Daryl: Firstly congratulations Matty on your new role. The respect you have from the audio production fraternity combined with the obvious support you have within the dmg Radio group is deserved. You've worked hard, and inspired many people with your talents, both in the production room and vocally.
Let's start with your new position, what is your mandate from Paul Jackson in regard to the Group Production Director Role?
Matt: When the group role was created 2 years back, Paul was in the process of rolling out his vision for the group and was keen to have a leader in the production ranks managing operations, implementing systems and directing our various markets producers.
Chris Thorpe (formally of Kerrang & Galaxy Radio) was appointed to the role of Group Production Director and began laying out a directive for the groups imaging sound and streamlining processes across the board. As Chris had also accepted the dual role of Nova 100 Assistant Program Director I was fortunate enough to be promoted to the role of Assistant Group Production Director to assist with network operations and drive the newly implemented systems. It was also around that time that Mike Cass was appointed to the role of Assistant Group Program Director and in both guys I had the best possible mentors I could possibly ask for. They’ve both played a crucial part in preparing me as Chris’ successor.
Through Chris’ leadership it wasn’t long till the benefits of Paul’s vision for the Group position were realised, it brought all our producers together across the network, harnessing strengths and projecting a clear focus. We’re blessed with some of finest imagers in the country, and it’s an absolute honor to be at the helm of such an impressive team. I’m constantly inspired by our guys work and the potential for the group’s success into the future is a really exciting prospect.
Daryl: Your history in working with very talented on air people is impressive. Is there a station or time that you look back on with great fondness. Maybe a time where you learnt the most about your craft?
Matt: Back in the mid to late 90s, like most radio folk, I was obsessed with Martin/Molloy. I recall it being ‘tools down’ type situation at Sea FM on the Sunshine Coast when that show would come on. So, to then fast forward 8 years and find myself working with both those guys (albeit separate shows) was a true ‘note worthy’ moment.
At the time I was imaging producer at MMM Melbourne and both Tony & Mick had decided to make a return to the airwaves. Being the only producer on station across the day and a massive fan, I was more than happy to accommodate whatever requests they might have.
Micks show ‘Tough Love’ ran for 3 years with Robyn Butler & Alan Brough (in the first year) and wrapped up in 2006 the same year Tony’s show ‘Get This’ began with Ed Kavalee & the late great Richard Marsland.

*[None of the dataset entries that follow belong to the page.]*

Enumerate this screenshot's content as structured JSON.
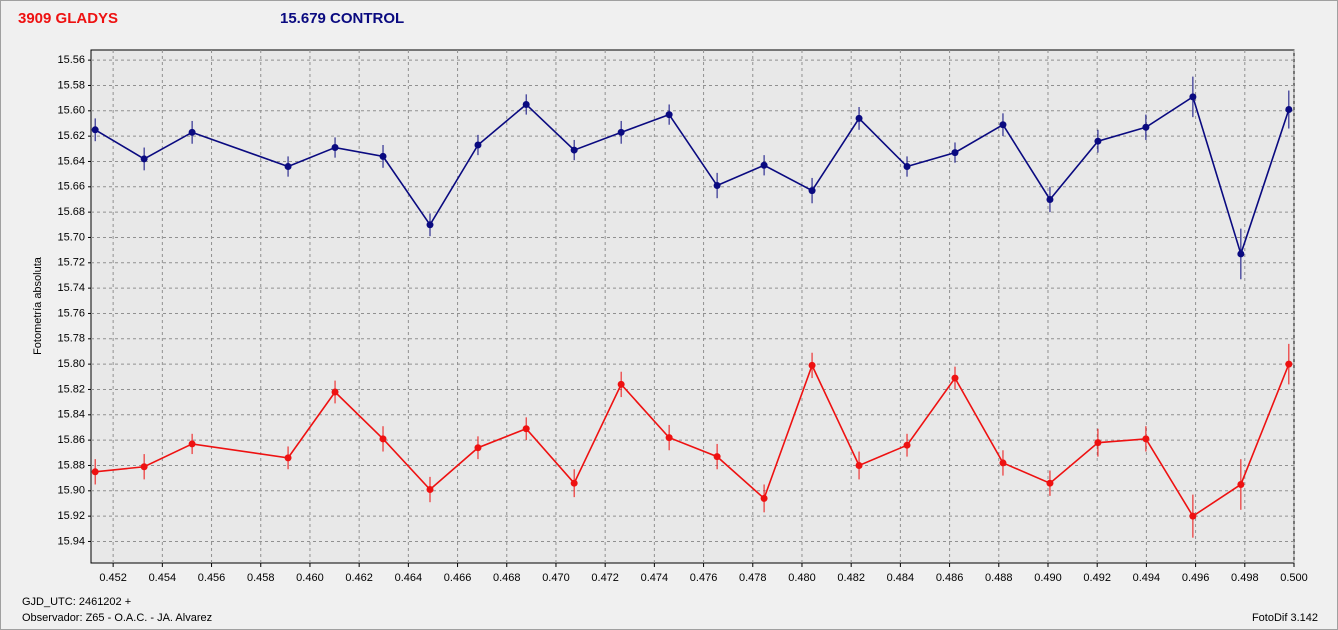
{
  "chart_data": {
    "type": "line",
    "x_label": "GJD_UTC: 2461202 +",
    "y_label": "Fotometría absoluta",
    "observer": "Observador: Z65 - O.A.C. - JA. Alvarez",
    "software": "FotoDif 3.142",
    "x": [
      0.45127,
      0.45326,
      0.45521,
      0.45911,
      0.46102,
      0.46297,
      0.46488,
      0.46683,
      0.46879,
      0.47074,
      0.47265,
      0.4746,
      0.47655,
      0.47846,
      0.48041,
      0.48232,
      0.48427,
      0.48622,
      0.48817,
      0.49008,
      0.49203,
      0.49398,
      0.49589,
      0.49784,
      0.49979
    ],
    "series": [
      {
        "name": "3909 GLADYS",
        "color": "#ee1111",
        "values": [
          15.885,
          15.881,
          15.863,
          15.874,
          15.822,
          15.859,
          15.899,
          15.866,
          15.851,
          15.894,
          15.816,
          15.858,
          15.873,
          15.906,
          15.801,
          15.88,
          15.864,
          15.811,
          15.878,
          15.894,
          15.862,
          15.859,
          15.92,
          15.895,
          15.8
        ],
        "errors": [
          0.01,
          0.01,
          0.008,
          0.009,
          0.009,
          0.01,
          0.01,
          0.009,
          0.009,
          0.011,
          0.01,
          0.01,
          0.01,
          0.011,
          0.01,
          0.011,
          0.009,
          0.009,
          0.01,
          0.01,
          0.011,
          0.01,
          0.017,
          0.02,
          0.016
        ]
      },
      {
        "name": "15.679 CONTROL",
        "color": "#0a0a80",
        "values": [
          15.615,
          15.638,
          15.617,
          15.644,
          15.629,
          15.636,
          15.69,
          15.627,
          15.595,
          15.631,
          15.617,
          15.603,
          15.659,
          15.643,
          15.663,
          15.606,
          15.644,
          15.633,
          15.611,
          15.67,
          15.624,
          15.613,
          15.589,
          15.713,
          15.599
        ],
        "errors": [
          0.009,
          0.009,
          0.009,
          0.008,
          0.008,
          0.009,
          0.009,
          0.008,
          0.008,
          0.008,
          0.009,
          0.008,
          0.01,
          0.008,
          0.01,
          0.009,
          0.008,
          0.008,
          0.009,
          0.01,
          0.009,
          0.01,
          0.016,
          0.02,
          0.015
        ]
      }
    ],
    "xlim": [
      0.4511,
      0.5
    ],
    "xticks": [
      0.452,
      0.454,
      0.456,
      0.458,
      {
        "value": 0.46,
        "label": "0.460"
      },
      0.462,
      0.464,
      0.466,
      0.468,
      {
        "value": 0.47,
        "label": "0.470"
      },
      0.472,
      0.474,
      0.476,
      0.478,
      {
        "value": 0.48,
        "label": "0.480"
      },
      0.482,
      0.484,
      0.486,
      0.488,
      {
        "value": 0.49,
        "label": "0.490"
      },
      0.492,
      0.494,
      0.496,
      0.498,
      {
        "value": 0.5,
        "label": "0.500"
      }
    ],
    "ylim": [
      15.552,
      15.957
    ],
    "y_inverted": true,
    "yticks": [
      15.56,
      15.58,
      {
        "value": 15.6,
        "label": "15.60"
      },
      15.62,
      15.64,
      15.66,
      15.68,
      {
        "value": 15.7,
        "label": "15.70"
      },
      15.72,
      15.74,
      15.76,
      15.78,
      {
        "value": 15.8,
        "label": "15.80"
      },
      15.82,
      15.84,
      15.86,
      15.88,
      {
        "value": 15.9,
        "label": "15.90"
      },
      15.92,
      15.94
    ],
    "grid": true
  }
}
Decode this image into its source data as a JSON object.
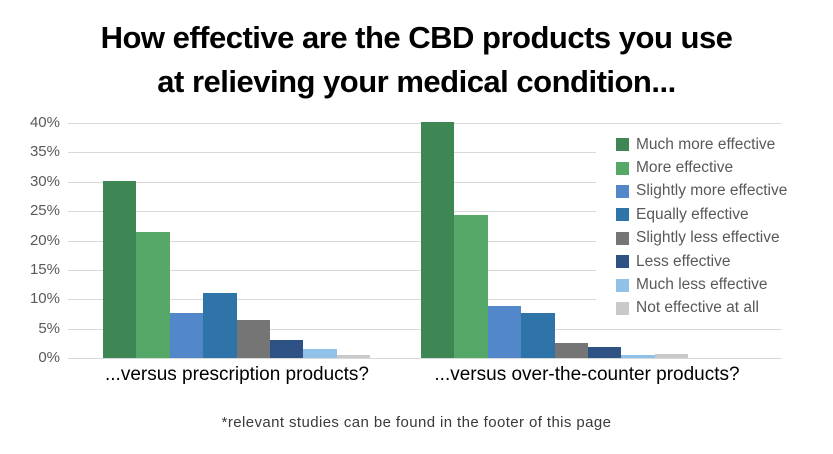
{
  "title": {
    "line1": "How effective are the CBD products you use",
    "line2": "at relieving your medical condition..."
  },
  "footnote": "*relevant studies can be found in the footer of this page",
  "chart_data": {
    "type": "bar",
    "title": "How effective are the CBD products you use at relieving your medical condition...",
    "categories": [
      "...versus prescription products?",
      "...versus over-the-counter products?"
    ],
    "series": [
      {
        "name": "Much more effective",
        "color": "#3E8653",
        "values": [
          30.2,
          40.2
        ]
      },
      {
        "name": "More effective",
        "color": "#55A868",
        "values": [
          21.5,
          24.4
        ]
      },
      {
        "name": "Slightly more effective",
        "color": "#5287CA",
        "values": [
          7.7,
          8.8
        ]
      },
      {
        "name": "Equally effective",
        "color": "#2E74A8",
        "values": [
          11.0,
          7.7
        ]
      },
      {
        "name": "Slightly less effective",
        "color": "#757575",
        "values": [
          6.4,
          2.6
        ]
      },
      {
        "name": "Less effective",
        "color": "#2F5284",
        "values": [
          3.1,
          1.8
        ]
      },
      {
        "name": "Much less effective",
        "color": "#90C1E9",
        "values": [
          1.6,
          0.5
        ]
      },
      {
        "name": "Not effective at all",
        "color": "#C9C9C9",
        "values": [
          0.5,
          0.7
        ]
      }
    ],
    "xlabel": "",
    "ylabel": "",
    "ylim": [
      0,
      40
    ],
    "ytick_step": 5,
    "yticks": [
      "40%",
      "35%",
      "30%",
      "25%",
      "20%",
      "15%",
      "10%",
      "5%",
      "0%"
    ],
    "grid": true,
    "legend_position": "right",
    "gridline_color": "#D9D9D9",
    "axis_text_color": "#595959"
  }
}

I knew that working with Tony was a ‘big deal’ back then, but had absolutely no idea that 7 years on, fans of the show would still be quoting obscure moments on the social networks, posting sketches online and working through the podcasts multiple times. It’s a true testament to the genius of Tony that those 2 years worth of ‘content’ now have a cult like status.
His passion for the craft of sketch building is something to behold. I’m so grateful I was in the right place at the right time to be a part of it and, looking back, that period would shape many things to follow, it’s a great honor to be able to call both Tony & Mick good friends to this day.
Daryl: I'm a big believer that success doesn't just happen. You have to work hard and be focused on the outcome. What key ingredient would you say has personally played the biggest part in your success to date?
Matt: Radio’s a funny game, when you start out you have a fair idea where you’d like to be in 10 years and chances are if you’re passionate about what you do you’ll not only land where you want to be, but the journey and relationships along the way will more than likely see you excel beyond those earliest expectations. Working alongside my idols and being offered the group role are events I could have never foreseen early in my career. But I truly believe, if you have a strong work ethic and the flexibility to move where the opportunities present, you have the best possible chance of making it in this industry.
Daryl: Mentoring and nurturing younger radio production talent is an important role for us all, what would you say to the upcoming next generation of radio production people out there?
Matt: Definitely one of the most exciting things about my role is identifying and mentoring the next generation of gun producers. Radio production is a niche discipline and it’s always exciting to come across someone that has the same hunger and enthusiasm I had to be in this business.
The best advice I can give to those trying to break into radio production is, make contacts, send through demos ‘regularly’ and ensure you action the advice given in the next piece of audio you send through.
As I said before, if you’re a hard worker you’ll more than likely find that once you’re in, the opportunities will flow and if you’re prepared to travel about the place, spend your spare time honing your audio skills and finding ‘your sound’, then chances are sooner or later the rewards will come.